My kit is 24 volt bi-color ribbon.  It has an excellent CRI of 95 in tungsten and daylight.  I use simple electric connectors; the water-proof LED type, which just push together.  (These come with fastening nuts, which I don't use and discard.)  I put together my own flicker-free dimmers; 2-channel PWM.  I also put together a couple 12 to 24 VDC transformers for car use, which plug into a lighter outlet.

 This scene is almost completely lit with LED ribbon:

iPhone picture of a monitor


  1. What company do you buy your light ribbon from? I was going to buy some through lite gear. but im sure theres more affordable ones out there.

  2. Hi Brad. Sorry it has taken so long to respond. I was super busy for a couple of months. I was gaffer on the movie, Extremely Wicked, shooting in Northern Kentucky.

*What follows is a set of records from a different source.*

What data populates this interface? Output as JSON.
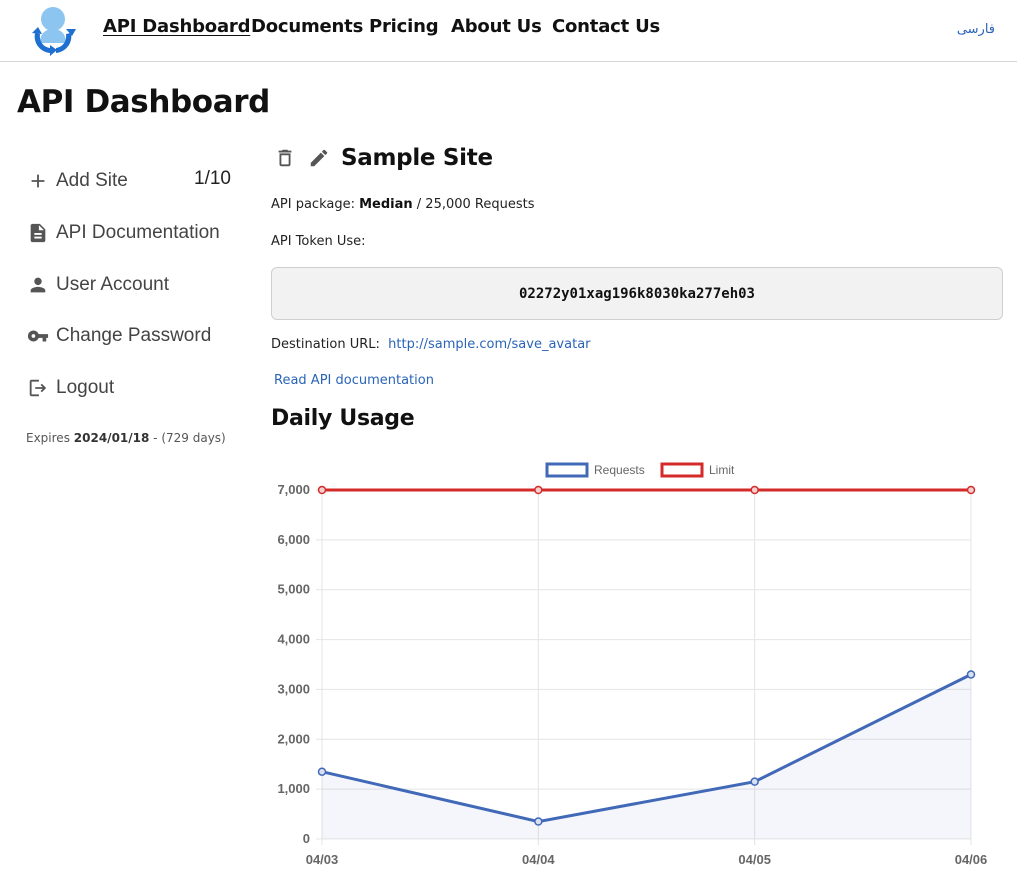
{
  "nav": {
    "items": [
      {
        "label": "API Dashboard",
        "active": true
      },
      {
        "label": "Documents"
      },
      {
        "label": "Pricing"
      },
      {
        "label": "About Us"
      },
      {
        "label": "Contact Us"
      }
    ],
    "language": "فارسی"
  },
  "page": {
    "title": "API Dashboard"
  },
  "sidebar": {
    "items": [
      {
        "label": "Add Site",
        "icon": "plus-icon"
      },
      {
        "label": "API Documentation",
        "icon": "document-icon"
      },
      {
        "label": "User Account",
        "icon": "user-icon"
      },
      {
        "label": "Change Password",
        "icon": "key-icon"
      },
      {
        "label": "Logout",
        "icon": "logout-icon"
      }
    ],
    "site_count": "1/10",
    "expires_label": "Expires",
    "expires_date": "2024/01/18",
    "expires_days": "- (729 days)"
  },
  "site": {
    "name": "Sample Site",
    "package_label": "API package:",
    "package_name": "Median",
    "package_requests": "/ 25,000 Requests",
    "token_label": "API Token Use:",
    "token": "02272y01xag196k8030ka277eh03",
    "destination_label": "Destination URL:",
    "destination_url": "http://sample.com/save_avatar",
    "docs_link": "Read API documentation"
  },
  "usage": {
    "title": "Daily Usage"
  },
  "colors": {
    "requests": "#4169b8",
    "limit": "#d42a2a",
    "link": "#2a64b8"
  },
  "chart_data": {
    "type": "line",
    "categories": [
      "04/03",
      "04/04",
      "04/05",
      "04/06"
    ],
    "series": [
      {
        "name": "Requests",
        "values": [
          1350,
          350,
          1150,
          3300
        ],
        "color": "#4169b8",
        "fill": true
      },
      {
        "name": "Limit",
        "values": [
          7000,
          7000,
          7000,
          7000
        ],
        "color": "#d42a2a",
        "fill": false
      }
    ],
    "ylim": [
      0,
      7000
    ],
    "yticks": [
      0,
      1000,
      2000,
      3000,
      4000,
      5000,
      6000,
      7000
    ],
    "ytick_labels": [
      "0",
      "1,000",
      "2,000",
      "3,000",
      "4,000",
      "5,000",
      "6,000",
      "7,000"
    ],
    "grid": true,
    "legend": "top"
  }
}
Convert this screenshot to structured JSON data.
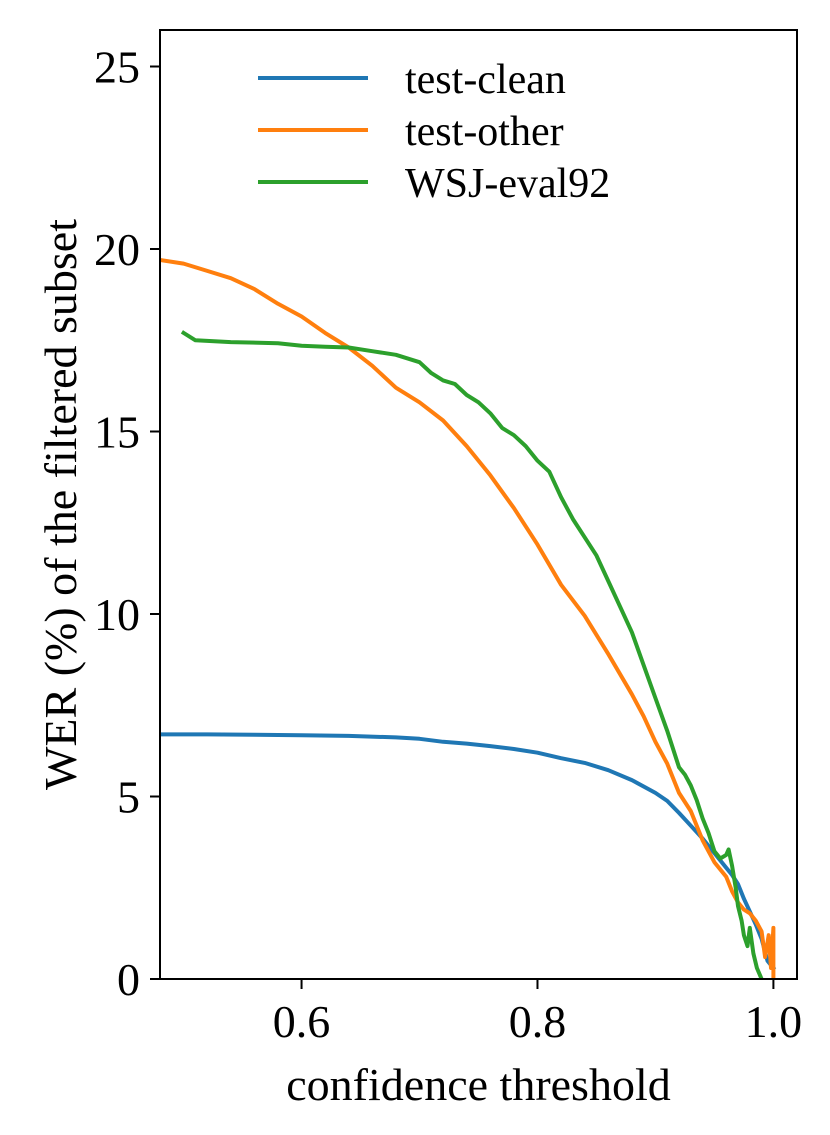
{
  "chart_data": {
    "type": "line",
    "title": "",
    "xlabel": "confidence threshold",
    "ylabel": "WER (%) of the filtered subset",
    "xlim": [
      0.48,
      1.02
    ],
    "ylim": [
      0,
      26
    ],
    "xticks": [
      {
        "value": 0.6,
        "label": "0.6"
      },
      {
        "value": 0.8,
        "label": "0.8"
      },
      {
        "value": 1.0,
        "label": "1.0"
      }
    ],
    "yticks": [
      {
        "value": 0,
        "label": "0"
      },
      {
        "value": 5,
        "label": "5"
      },
      {
        "value": 10,
        "label": "10"
      },
      {
        "value": 15,
        "label": "15"
      },
      {
        "value": 20,
        "label": "20"
      },
      {
        "value": 25,
        "label": "25"
      }
    ],
    "grid": false,
    "legend_position": "top-center",
    "series": [
      {
        "name": "test-clean",
        "color": "#1f77b4",
        "points": [
          [
            0.48,
            6.7
          ],
          [
            0.52,
            6.7
          ],
          [
            0.56,
            6.69
          ],
          [
            0.6,
            6.68
          ],
          [
            0.64,
            6.66
          ],
          [
            0.68,
            6.62
          ],
          [
            0.7,
            6.58
          ],
          [
            0.72,
            6.5
          ],
          [
            0.74,
            6.45
          ],
          [
            0.76,
            6.38
          ],
          [
            0.78,
            6.3
          ],
          [
            0.8,
            6.2
          ],
          [
            0.82,
            6.05
          ],
          [
            0.84,
            5.92
          ],
          [
            0.86,
            5.72
          ],
          [
            0.88,
            5.45
          ],
          [
            0.9,
            5.1
          ],
          [
            0.91,
            4.88
          ],
          [
            0.92,
            4.55
          ],
          [
            0.93,
            4.2
          ],
          [
            0.94,
            3.85
          ],
          [
            0.95,
            3.45
          ],
          [
            0.96,
            3.05
          ],
          [
            0.965,
            2.85
          ],
          [
            0.97,
            2.6
          ],
          [
            0.975,
            2.2
          ],
          [
            0.98,
            1.85
          ],
          [
            0.985,
            1.5
          ],
          [
            0.99,
            1.1
          ],
          [
            0.995,
            0.5
          ],
          [
            1.0,
            0.3
          ]
        ]
      },
      {
        "name": "test-other",
        "color": "#ff7f0e",
        "points": [
          [
            0.48,
            19.7
          ],
          [
            0.5,
            19.6
          ],
          [
            0.52,
            19.4
          ],
          [
            0.54,
            19.2
          ],
          [
            0.56,
            18.9
          ],
          [
            0.58,
            18.5
          ],
          [
            0.6,
            18.15
          ],
          [
            0.62,
            17.7
          ],
          [
            0.64,
            17.3
          ],
          [
            0.66,
            16.8
          ],
          [
            0.68,
            16.2
          ],
          [
            0.7,
            15.8
          ],
          [
            0.72,
            15.3
          ],
          [
            0.74,
            14.6
          ],
          [
            0.76,
            13.8
          ],
          [
            0.78,
            12.9
          ],
          [
            0.8,
            11.9
          ],
          [
            0.82,
            10.8
          ],
          [
            0.84,
            9.95
          ],
          [
            0.86,
            8.9
          ],
          [
            0.88,
            7.8
          ],
          [
            0.89,
            7.2
          ],
          [
            0.9,
            6.5
          ],
          [
            0.91,
            5.9
          ],
          [
            0.92,
            5.1
          ],
          [
            0.93,
            4.6
          ],
          [
            0.94,
            3.8
          ],
          [
            0.95,
            3.2
          ],
          [
            0.96,
            2.8
          ],
          [
            0.965,
            2.4
          ],
          [
            0.97,
            2.1
          ],
          [
            0.975,
            1.9
          ],
          [
            0.98,
            1.8
          ],
          [
            0.985,
            1.6
          ],
          [
            0.99,
            1.3
          ],
          [
            0.993,
            0.6
          ],
          [
            0.996,
            1.2
          ],
          [
            0.998,
            0.3
          ],
          [
            1.0,
            1.4
          ],
          [
            1.0,
            0.0
          ]
        ]
      },
      {
        "name": "WSJ-eval92",
        "color": "#2ca02c",
        "points": [
          [
            0.5,
            17.7
          ],
          [
            0.51,
            17.5
          ],
          [
            0.54,
            17.45
          ],
          [
            0.58,
            17.42
          ],
          [
            0.6,
            17.35
          ],
          [
            0.62,
            17.32
          ],
          [
            0.64,
            17.3
          ],
          [
            0.66,
            17.2
          ],
          [
            0.68,
            17.1
          ],
          [
            0.7,
            16.9
          ],
          [
            0.71,
            16.6
          ],
          [
            0.72,
            16.4
          ],
          [
            0.73,
            16.3
          ],
          [
            0.74,
            16.0
          ],
          [
            0.75,
            15.8
          ],
          [
            0.76,
            15.5
          ],
          [
            0.77,
            15.1
          ],
          [
            0.78,
            14.9
          ],
          [
            0.79,
            14.6
          ],
          [
            0.8,
            14.2
          ],
          [
            0.81,
            13.9
          ],
          [
            0.82,
            13.2
          ],
          [
            0.83,
            12.6
          ],
          [
            0.84,
            12.1
          ],
          [
            0.85,
            11.6
          ],
          [
            0.86,
            10.9
          ],
          [
            0.87,
            10.2
          ],
          [
            0.88,
            9.5
          ],
          [
            0.89,
            8.6
          ],
          [
            0.9,
            7.7
          ],
          [
            0.91,
            6.8
          ],
          [
            0.915,
            6.3
          ],
          [
            0.92,
            5.8
          ],
          [
            0.925,
            5.6
          ],
          [
            0.93,
            5.3
          ],
          [
            0.935,
            4.9
          ],
          [
            0.94,
            4.4
          ],
          [
            0.945,
            4.0
          ],
          [
            0.95,
            3.5
          ],
          [
            0.955,
            3.3
          ],
          [
            0.96,
            3.4
          ],
          [
            0.962,
            3.55
          ],
          [
            0.965,
            3.1
          ],
          [
            0.968,
            2.5
          ],
          [
            0.97,
            2.0
          ],
          [
            0.973,
            1.6
          ],
          [
            0.975,
            1.2
          ],
          [
            0.978,
            0.9
          ],
          [
            0.98,
            1.4
          ],
          [
            0.983,
            0.7
          ],
          [
            0.986,
            0.3
          ],
          [
            0.99,
            0.0
          ]
        ]
      }
    ]
  }
}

    The first LED ribbon I purchased for my own kit came from some on-line store. It was cheap. It also had a terrible green cast. It came with a dimmer. It flickered so badly on-camera that is was unusable. Lesson learned. I threw this stuff away.

    Most of my kit is LED ribbon I purchased several years ago from Super Bright LEDs. (I don’t remember how I found this high-quality ribbon.) It is interesting ribbon. Each emitter is half tungsten and half daylight. This is the equivalent ribbon that they have now:

    I assume the CRI is as good or better.

    All my LED ribbon is bi-color 24 volts. I don’t recall why I went with 24 volts. It has work fine for me. I also made a couple voltage converters, 12 volts to 24 volts, for using my ribbon in a car or with a gold mount battery.

    I went with the Super Bright LED ribbon at the time because their ribbon was as good or better CRI-wise as Lite Gears at less than half the cost.

    I check my Super Bright LED ribbon with my Sekonic C-700; daylight mode reads an excellent 94.8 RA and tungsten mode reads 95.

    Interesting that the readings are very similar. There is often a few points differences from daylight to tungsten with bi-color LEDs. I would expect these values decrease some with dimming.

    Last year I tried a roll of Yuji LED ribbon:

    The color quality is excellent. I got a daylight reading of 97.5, and a tungsten reading of 95.8.

    Yuji also makes a 500 watt (!) LED chip that I would love to play with.

    I recently ordered, but haven’t gotten yet, a couple rolls of Kora LED ribbon and one of their LED controllers:

    I’m looking forward to seeing if their stuff is as good as all the hype. This could make a good post.

    If I’m working on a show and we order LED ribbon, I’ve always gone with Lite Gear’s ribbon. It’s what rental house stock. Lite Gear’s ribbon has improved over the years and I consider it excellent.

    Hope this is helpful,



    PS: On the movie I got to work with Lite Gear’s newer LiteMat Plus. I just love these lights. Everything about them was awesome. I especially like that these lights do not use the phoenix connectors which have always been a nuisance. Instead, the cables have regular locking connectors. Big improvement.